Le musée du Cinéma a en outre compté parmi ses mécènes le président de la RKO, qui n’a pas manqué de lui offrir de nombreuses et précieuses bobines.
La Cinémathèque dispose d’un formidable fonds de quelque 80 000 titres. Il n’existe pas de dépôt légal pour les films mais les maisons de distribution internationales, avant l’ère numérique, étaient confrontées à l’impossibilité pratique de stocker les œuvres. La Cinémathèque s’est dès lors chargée de prendre le relais et de les conserver gratuitement, enrichissant ainsi ses collections. À l’époque, les sous-titres néerlandais/français étaient incrustés dans l’image et les copies n’étaient pas utilisables ailleurs ; le musée les récupérait donc après leur sortie. Il lui était loisible de les projeter en dehors des périodes d’exploitation commerciale.

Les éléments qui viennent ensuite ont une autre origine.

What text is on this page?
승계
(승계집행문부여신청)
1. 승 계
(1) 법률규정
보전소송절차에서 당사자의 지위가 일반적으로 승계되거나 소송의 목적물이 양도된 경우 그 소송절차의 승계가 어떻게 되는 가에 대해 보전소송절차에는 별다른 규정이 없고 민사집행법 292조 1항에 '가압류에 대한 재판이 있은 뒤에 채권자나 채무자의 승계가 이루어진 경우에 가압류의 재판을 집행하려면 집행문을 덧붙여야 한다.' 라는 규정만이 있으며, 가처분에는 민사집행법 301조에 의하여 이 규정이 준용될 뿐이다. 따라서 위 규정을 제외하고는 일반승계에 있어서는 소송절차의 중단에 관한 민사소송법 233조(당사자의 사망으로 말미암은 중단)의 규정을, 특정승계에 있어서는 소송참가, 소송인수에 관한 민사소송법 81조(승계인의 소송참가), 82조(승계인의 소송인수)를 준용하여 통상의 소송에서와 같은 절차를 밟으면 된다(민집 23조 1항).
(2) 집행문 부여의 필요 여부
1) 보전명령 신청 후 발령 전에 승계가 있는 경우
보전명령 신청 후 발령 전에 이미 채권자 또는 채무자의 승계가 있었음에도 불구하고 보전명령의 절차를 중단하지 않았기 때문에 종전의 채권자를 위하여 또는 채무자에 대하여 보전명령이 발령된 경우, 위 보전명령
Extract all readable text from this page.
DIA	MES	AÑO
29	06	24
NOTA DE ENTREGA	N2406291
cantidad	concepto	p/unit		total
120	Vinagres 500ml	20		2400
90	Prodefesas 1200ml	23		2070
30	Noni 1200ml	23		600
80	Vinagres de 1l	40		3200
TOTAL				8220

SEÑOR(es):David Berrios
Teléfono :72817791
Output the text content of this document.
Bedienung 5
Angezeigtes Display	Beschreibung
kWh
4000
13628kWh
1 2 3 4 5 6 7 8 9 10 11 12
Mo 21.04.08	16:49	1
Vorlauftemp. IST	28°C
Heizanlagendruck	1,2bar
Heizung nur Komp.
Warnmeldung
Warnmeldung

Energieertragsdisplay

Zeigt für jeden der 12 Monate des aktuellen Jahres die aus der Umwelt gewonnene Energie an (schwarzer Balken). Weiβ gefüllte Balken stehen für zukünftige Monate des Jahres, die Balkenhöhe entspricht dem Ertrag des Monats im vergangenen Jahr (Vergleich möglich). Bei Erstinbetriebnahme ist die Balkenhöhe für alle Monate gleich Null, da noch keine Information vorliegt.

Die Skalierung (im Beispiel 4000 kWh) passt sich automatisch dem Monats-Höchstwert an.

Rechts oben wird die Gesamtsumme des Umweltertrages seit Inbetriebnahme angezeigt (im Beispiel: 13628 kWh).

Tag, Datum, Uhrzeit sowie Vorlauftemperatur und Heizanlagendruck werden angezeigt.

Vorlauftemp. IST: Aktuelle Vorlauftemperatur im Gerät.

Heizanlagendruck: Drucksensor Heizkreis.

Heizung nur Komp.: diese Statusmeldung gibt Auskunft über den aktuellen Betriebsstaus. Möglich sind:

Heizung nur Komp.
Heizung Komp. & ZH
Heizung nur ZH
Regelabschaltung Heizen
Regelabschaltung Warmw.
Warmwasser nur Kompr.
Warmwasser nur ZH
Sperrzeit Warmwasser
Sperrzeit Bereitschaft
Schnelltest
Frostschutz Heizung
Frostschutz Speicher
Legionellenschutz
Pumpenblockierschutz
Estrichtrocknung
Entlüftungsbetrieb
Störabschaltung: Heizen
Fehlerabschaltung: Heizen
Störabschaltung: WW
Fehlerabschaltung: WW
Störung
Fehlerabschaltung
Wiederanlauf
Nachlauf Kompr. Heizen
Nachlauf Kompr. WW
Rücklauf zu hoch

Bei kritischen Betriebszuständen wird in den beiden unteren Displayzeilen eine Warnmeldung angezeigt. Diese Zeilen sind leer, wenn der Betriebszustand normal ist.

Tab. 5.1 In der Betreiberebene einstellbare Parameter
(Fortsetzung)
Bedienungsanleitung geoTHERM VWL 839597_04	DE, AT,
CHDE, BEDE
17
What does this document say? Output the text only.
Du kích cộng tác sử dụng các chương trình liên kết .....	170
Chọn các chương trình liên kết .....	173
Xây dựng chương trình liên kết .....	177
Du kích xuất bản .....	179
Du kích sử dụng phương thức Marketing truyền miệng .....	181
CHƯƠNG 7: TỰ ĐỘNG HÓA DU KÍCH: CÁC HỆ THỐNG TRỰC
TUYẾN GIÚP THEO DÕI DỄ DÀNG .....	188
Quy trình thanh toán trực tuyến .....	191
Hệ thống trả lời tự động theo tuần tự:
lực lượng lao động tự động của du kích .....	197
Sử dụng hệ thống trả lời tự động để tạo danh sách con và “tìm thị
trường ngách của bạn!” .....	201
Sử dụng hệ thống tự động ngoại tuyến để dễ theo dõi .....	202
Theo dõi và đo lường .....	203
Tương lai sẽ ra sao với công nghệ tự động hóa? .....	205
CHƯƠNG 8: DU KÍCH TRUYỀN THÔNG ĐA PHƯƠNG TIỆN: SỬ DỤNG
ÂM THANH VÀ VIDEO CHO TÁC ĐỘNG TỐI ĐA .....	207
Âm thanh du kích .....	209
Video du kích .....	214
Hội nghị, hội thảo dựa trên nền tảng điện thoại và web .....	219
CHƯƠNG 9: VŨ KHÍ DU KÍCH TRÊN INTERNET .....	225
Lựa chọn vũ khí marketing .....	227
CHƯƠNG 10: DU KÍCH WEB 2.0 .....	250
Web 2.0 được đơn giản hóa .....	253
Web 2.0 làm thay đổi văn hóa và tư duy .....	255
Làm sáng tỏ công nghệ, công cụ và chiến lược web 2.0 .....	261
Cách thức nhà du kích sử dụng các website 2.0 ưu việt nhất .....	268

Où nous abordons la question du numérique
.
Avant toute chose, la numérisation est indispensable pour sécuriser les collections. La conservation des œuvres constitue l’une des missions essentielles de la Cinémathèque (voir la
première partie de notre entretien
).
Le numérique a ses avantages : le cadre y est fixe, sans marge d’erreur, et la résolution de l’image projetée peut donc être moins grande sans que cela pose de problème au spectateur. Les copies traditionnelles, par contre, dansent toujours un peu. Peter, toutefois, ne cache pas sa préférence pour la projection classique.
Par ailleurs, le numérique impose un montage plus sec : on y passe sans transition d’un plan à l’autre. L’écran est éclairé en permanence. La projection classique, par contre, produit un effet stroboscopique — l’écran est noir la moitié du temps. Lorsque Peter évoque ce dernier point, je ne puis m’empêcher d’y voir l’une des sources de fascination des salles obscures.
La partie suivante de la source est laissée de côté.